Premier tour de garde...

Publié le 02/01/2008 à 12:00 par clems47
Mardi 4 septembre 2007, il est 7h55. J'entre dans le hall de cet hôpital d'aspect fort sympathique et me dirige, comme on me l'avait indiqué quelques jours avant par téléphone, vers le bloc des accouchements à l'étage GO (Gynécologie et Obstétrique). La salle d'attente est déjà pleine et dans le service, le personnel a l'air déjà bien en forme. On m'invite à me changer, je m'exécute. A 8h pile, suivant une charmante élève de 2e année à l’ESF (Ecole de sages-femmes), j’assiste à ma première consultation. Gestes habituels, pose de monito pour étudier le rythme cardiaque du bébé et les contractions, et une série de questions dont les réponses sont minutieusement notées sur le dossier médical de la patiente.
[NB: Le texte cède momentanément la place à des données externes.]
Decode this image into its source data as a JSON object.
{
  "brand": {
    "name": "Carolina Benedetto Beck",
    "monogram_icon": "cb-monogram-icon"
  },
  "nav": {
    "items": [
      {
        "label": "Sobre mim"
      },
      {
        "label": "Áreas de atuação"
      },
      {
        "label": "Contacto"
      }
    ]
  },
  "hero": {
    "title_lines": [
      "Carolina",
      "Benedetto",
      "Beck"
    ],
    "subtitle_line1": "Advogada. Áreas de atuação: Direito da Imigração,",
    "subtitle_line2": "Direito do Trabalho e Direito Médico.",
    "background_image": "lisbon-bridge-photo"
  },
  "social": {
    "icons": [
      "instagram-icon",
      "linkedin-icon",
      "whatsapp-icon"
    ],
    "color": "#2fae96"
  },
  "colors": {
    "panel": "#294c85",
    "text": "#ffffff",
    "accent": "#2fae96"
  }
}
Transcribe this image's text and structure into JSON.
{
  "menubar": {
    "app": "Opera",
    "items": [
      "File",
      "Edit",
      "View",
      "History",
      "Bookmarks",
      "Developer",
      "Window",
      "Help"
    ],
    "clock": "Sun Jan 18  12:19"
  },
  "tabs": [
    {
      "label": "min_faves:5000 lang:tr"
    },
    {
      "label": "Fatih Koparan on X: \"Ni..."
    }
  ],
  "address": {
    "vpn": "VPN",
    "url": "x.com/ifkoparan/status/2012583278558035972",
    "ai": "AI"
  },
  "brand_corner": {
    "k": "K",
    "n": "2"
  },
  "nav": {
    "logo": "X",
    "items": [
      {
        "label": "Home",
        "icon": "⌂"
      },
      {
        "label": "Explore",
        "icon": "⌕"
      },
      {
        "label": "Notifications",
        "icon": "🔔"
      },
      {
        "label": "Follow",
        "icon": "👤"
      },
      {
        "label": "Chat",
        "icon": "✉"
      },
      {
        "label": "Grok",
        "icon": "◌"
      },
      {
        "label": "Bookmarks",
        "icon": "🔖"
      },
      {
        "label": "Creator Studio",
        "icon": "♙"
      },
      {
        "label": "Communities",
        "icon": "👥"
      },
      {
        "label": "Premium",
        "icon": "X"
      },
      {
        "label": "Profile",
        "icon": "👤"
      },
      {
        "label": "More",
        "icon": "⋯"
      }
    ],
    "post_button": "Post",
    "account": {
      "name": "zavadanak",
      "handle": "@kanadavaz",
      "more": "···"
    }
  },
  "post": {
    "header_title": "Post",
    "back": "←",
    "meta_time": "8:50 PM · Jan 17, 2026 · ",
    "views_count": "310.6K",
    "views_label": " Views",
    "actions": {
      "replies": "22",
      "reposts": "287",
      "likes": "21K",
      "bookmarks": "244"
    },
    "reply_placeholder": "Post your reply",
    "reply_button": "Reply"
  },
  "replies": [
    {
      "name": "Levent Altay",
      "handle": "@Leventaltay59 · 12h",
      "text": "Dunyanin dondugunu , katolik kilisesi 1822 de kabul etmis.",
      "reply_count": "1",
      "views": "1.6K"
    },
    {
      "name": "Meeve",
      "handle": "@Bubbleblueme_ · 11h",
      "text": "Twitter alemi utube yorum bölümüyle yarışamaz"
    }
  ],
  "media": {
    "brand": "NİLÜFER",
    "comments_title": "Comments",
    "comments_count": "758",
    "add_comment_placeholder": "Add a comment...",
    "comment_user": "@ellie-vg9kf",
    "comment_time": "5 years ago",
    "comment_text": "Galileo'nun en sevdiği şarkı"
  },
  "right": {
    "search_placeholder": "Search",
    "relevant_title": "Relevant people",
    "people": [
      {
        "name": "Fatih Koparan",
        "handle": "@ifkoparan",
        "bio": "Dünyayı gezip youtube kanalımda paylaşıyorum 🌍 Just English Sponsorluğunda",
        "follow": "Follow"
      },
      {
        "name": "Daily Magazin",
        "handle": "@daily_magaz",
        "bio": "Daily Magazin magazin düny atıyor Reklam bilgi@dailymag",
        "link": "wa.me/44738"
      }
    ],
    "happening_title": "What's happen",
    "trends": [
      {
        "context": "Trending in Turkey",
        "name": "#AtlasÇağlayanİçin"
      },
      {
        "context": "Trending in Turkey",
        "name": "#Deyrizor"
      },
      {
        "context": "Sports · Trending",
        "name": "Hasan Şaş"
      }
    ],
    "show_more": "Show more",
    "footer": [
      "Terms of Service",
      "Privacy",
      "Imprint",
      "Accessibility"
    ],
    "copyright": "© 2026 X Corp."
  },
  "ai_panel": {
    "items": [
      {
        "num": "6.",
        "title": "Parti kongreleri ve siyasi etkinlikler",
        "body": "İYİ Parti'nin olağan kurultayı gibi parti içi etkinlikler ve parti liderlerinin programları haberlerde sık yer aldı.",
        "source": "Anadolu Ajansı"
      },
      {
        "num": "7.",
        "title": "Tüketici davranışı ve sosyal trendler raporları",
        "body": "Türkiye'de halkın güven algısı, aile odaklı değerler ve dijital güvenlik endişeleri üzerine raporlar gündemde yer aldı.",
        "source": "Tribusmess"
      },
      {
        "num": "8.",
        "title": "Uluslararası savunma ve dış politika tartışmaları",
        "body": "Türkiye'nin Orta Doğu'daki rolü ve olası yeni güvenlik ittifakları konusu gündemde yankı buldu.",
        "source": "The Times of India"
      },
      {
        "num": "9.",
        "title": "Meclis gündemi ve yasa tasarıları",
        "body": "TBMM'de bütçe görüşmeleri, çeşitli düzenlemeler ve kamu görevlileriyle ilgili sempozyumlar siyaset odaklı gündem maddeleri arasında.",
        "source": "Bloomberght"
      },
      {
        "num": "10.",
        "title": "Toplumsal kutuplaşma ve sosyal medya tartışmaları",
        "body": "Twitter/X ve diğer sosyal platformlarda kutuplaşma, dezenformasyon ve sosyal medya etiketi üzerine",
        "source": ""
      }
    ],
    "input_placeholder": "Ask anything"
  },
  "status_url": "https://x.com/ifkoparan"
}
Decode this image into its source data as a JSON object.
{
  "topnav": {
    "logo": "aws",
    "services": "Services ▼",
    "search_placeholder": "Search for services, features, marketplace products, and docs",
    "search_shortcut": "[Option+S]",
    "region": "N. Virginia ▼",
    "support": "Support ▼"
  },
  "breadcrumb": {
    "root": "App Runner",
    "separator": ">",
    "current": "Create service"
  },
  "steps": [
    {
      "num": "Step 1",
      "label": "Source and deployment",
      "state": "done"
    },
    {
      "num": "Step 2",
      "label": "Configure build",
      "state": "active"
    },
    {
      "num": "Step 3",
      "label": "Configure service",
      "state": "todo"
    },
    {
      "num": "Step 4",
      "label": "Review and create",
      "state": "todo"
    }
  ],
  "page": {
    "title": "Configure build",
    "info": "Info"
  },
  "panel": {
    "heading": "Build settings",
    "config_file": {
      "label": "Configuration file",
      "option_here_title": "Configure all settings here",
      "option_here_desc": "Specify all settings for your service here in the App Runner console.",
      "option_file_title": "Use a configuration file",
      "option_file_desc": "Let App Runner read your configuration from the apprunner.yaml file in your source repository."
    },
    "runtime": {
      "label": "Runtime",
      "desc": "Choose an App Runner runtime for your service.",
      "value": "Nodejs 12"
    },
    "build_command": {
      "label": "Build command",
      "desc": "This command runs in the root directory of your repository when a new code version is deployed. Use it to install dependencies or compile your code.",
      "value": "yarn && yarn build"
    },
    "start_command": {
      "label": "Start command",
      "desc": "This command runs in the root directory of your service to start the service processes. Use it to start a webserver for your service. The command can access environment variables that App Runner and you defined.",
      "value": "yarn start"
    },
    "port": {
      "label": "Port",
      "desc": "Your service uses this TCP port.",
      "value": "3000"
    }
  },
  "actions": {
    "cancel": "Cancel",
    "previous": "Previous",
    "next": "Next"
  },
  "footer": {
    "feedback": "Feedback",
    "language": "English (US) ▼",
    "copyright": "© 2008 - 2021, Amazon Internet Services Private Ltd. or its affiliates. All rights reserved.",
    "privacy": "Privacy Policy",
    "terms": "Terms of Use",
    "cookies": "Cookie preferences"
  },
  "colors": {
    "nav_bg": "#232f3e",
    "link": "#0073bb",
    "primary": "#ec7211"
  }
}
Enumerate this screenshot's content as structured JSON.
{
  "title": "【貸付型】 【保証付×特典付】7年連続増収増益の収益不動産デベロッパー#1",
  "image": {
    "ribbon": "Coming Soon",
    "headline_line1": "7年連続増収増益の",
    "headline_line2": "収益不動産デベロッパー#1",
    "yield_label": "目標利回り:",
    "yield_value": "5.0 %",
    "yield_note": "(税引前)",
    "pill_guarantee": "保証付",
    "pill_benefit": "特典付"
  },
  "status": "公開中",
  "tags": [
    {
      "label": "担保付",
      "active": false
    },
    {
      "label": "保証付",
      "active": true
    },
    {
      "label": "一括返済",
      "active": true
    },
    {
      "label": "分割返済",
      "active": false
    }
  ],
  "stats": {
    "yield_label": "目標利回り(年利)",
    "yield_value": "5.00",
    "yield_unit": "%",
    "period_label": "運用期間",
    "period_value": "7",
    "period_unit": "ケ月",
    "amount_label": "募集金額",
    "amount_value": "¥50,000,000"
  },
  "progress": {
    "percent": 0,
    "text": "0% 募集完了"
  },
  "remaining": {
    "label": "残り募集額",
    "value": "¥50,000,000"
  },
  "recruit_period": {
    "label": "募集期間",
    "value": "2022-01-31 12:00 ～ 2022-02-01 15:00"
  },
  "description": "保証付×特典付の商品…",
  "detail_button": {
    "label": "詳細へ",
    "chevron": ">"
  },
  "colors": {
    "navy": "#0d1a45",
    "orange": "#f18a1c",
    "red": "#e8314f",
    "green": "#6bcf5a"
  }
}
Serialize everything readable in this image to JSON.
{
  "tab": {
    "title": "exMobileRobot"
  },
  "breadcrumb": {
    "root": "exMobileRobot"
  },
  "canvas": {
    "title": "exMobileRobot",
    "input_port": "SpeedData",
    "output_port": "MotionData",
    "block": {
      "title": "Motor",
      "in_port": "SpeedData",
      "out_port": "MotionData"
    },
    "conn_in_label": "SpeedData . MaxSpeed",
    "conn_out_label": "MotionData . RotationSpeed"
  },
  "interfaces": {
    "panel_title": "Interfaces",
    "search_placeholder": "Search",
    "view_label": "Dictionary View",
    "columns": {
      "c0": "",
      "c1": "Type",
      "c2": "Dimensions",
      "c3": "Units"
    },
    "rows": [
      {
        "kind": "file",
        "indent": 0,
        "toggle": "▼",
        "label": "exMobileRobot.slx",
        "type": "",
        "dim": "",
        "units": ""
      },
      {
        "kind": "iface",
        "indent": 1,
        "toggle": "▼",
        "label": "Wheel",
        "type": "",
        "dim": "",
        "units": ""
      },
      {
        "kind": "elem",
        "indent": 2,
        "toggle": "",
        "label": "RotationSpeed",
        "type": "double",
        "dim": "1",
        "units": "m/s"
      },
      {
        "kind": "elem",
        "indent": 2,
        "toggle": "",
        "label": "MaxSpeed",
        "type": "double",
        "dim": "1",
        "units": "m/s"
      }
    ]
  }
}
En fait, les sages-femmes sont dans plusieurs services dans cet hôpital. Il y en a bien sûr aux urgences, il y en a à la maternité (soins des premiers jours, suivi prénatal…) et il y en a dans ce qu’on appelle « le bloc ». Il ne s’y fait que du suivi de fin de grossesse et les patientes arrivent souvent à leur rendez-vous de 8h en se préparant à l’éventualité d’accoucher dans les heures qui suivent. C’est ce qui arrivât à deux d’entre elles… « Madame, votre protidémie n’est pas satisfaisante, nous préférons vous déclencher pour être sûr que le bébé n’en pâtisse pas », ou « Madame, il est temps de le faire sortir », tout simplement.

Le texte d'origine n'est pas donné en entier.